To ordinary Americans that hardly sounds like anything “dark” and “scary,” but to the financial and political elites who run America it is disconcerting indeed. The right-wing of our ruling Establishment wants endless immigration for cheap labor and enhanced profits, and the left-wing wants masses of diverse and impoverished people for cheap votes. To justify their squalid self-interest they have stables of journalists, such as those at The New York Times, to cheerlead mass immigration.

And they also invite guest columnists, like Moore, to do their work too. Moore boasts of his faith, but it’s hard to see much Christianity in advocacy which serves crass greed and the lust for political power. The divisive diversity created by mass immigration undermines social trust, compassion, and understanding.  Such an environment is hardly conducive to the practice of Christian virtues.
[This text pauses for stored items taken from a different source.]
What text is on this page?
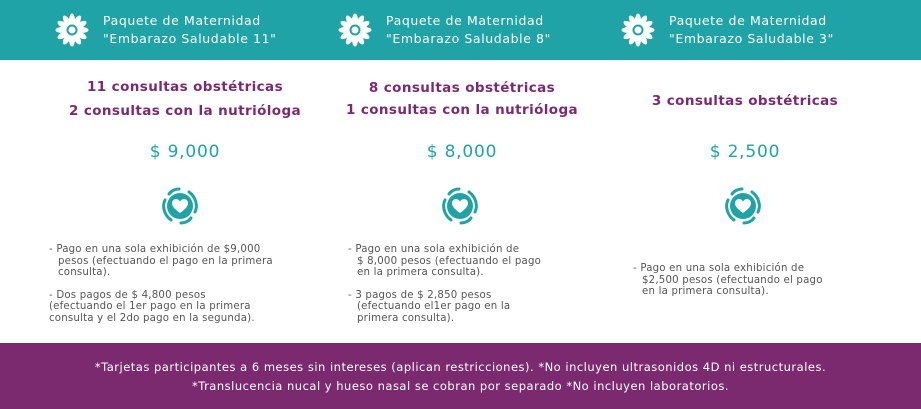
Paquete de Maternidad
"Embarazo Saludable 11"
Paquete de Maternidad
"Embarazo Saludable 8"
Paquete de Maternidad
"Embarazo Saludable 3"
11 consultas obstétricas
2 consultas con la nutrióloga
$ 9,000
- Pago en una sola exhibición de $9,000
pesos (efectuando el pago en la primera
consulta).
- Dos pagos de $ 4,800 pesos
(efectuando el 1er pago en la primera
consulta y el 2do pago en la segunda).
8 consultas obstétricas
1 consultas con la nutrióloga
$ 8,000
- Pago en una sola exhibición de
$ 8,000 pesos (efectuando el pago
en la primera consulta).
- 3 pagos de $ 2,850 pesos
(efectuando el1er pago en la
primera consulta).
3 consultas obstétricas
$ 2,500
- Pago en una sola exhibición de
$2,500 pesos (efectuando el pago
en la primera consulta).
*Tarjetas participantes a 6 meses sin intereses (aplican restricciones). *No incluyen ultrasonidos 4D ni estructurales.
*Translucencia nucal y hueso nasal se cobran por separado *No incluyen laboratorios.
Some say that we have a duty to help foreigners with an open door. But admitting them in overwhelming numbers—with never a let-up—will turn us into what they are fleeing and make it impossible for us to help anymore. True Christian charity doesn’t destroy charity, and neither does it require national self-destruction.

In any case, Moore—with the greatest of modesty—likens his stand to that of the Old Testament prophet Elijah who stood as one man fearlessly against the corrupt and evil establishment of his day. But Moore, alas, is no Elijah. This Southern Baptist ethicist doesn’t confront America’s Establishment; he serves it in the most obsequious manner.

Writing for the Establishment’s journalistic flagship, The New York Times, he repeats a propaganda line elites commonly use to denigrate conservative native-born Americans, namely that they are old and white. The emphasis on “old” is to suggest that their day is past, and it’s time for “vibrant” immigrants to replace them.

Moore dresses this line in religious garb, but the thrust is still the same. In his telling, “Anglo” evangelicals are second-class Christians in comparison with vibrant foreigners and U.S. congregations dominated by “immigrant communities.” As for how it is that the latter so excel in “orthodoxy and evangelism,” Moore doesn’t explain. Evidently the reader is supposed to accept his claim on faith—as well as the implication that it’s time for worn-out “Anglo” Christians to yield to their spiritual superiors.

Moore’s service of providing moral cover to the powers-that-be will not go unnoticed—or unrewarded. Perhaps he will follow in the footsteps of many ambitious Southerners who completely shed their roots to reap the approval and perks of establishmentarians. If, however, he has even a smidgen of sincerity as a Christian ethicist, he might reflect that no true prophet can serve profiteers and the corruptions of power.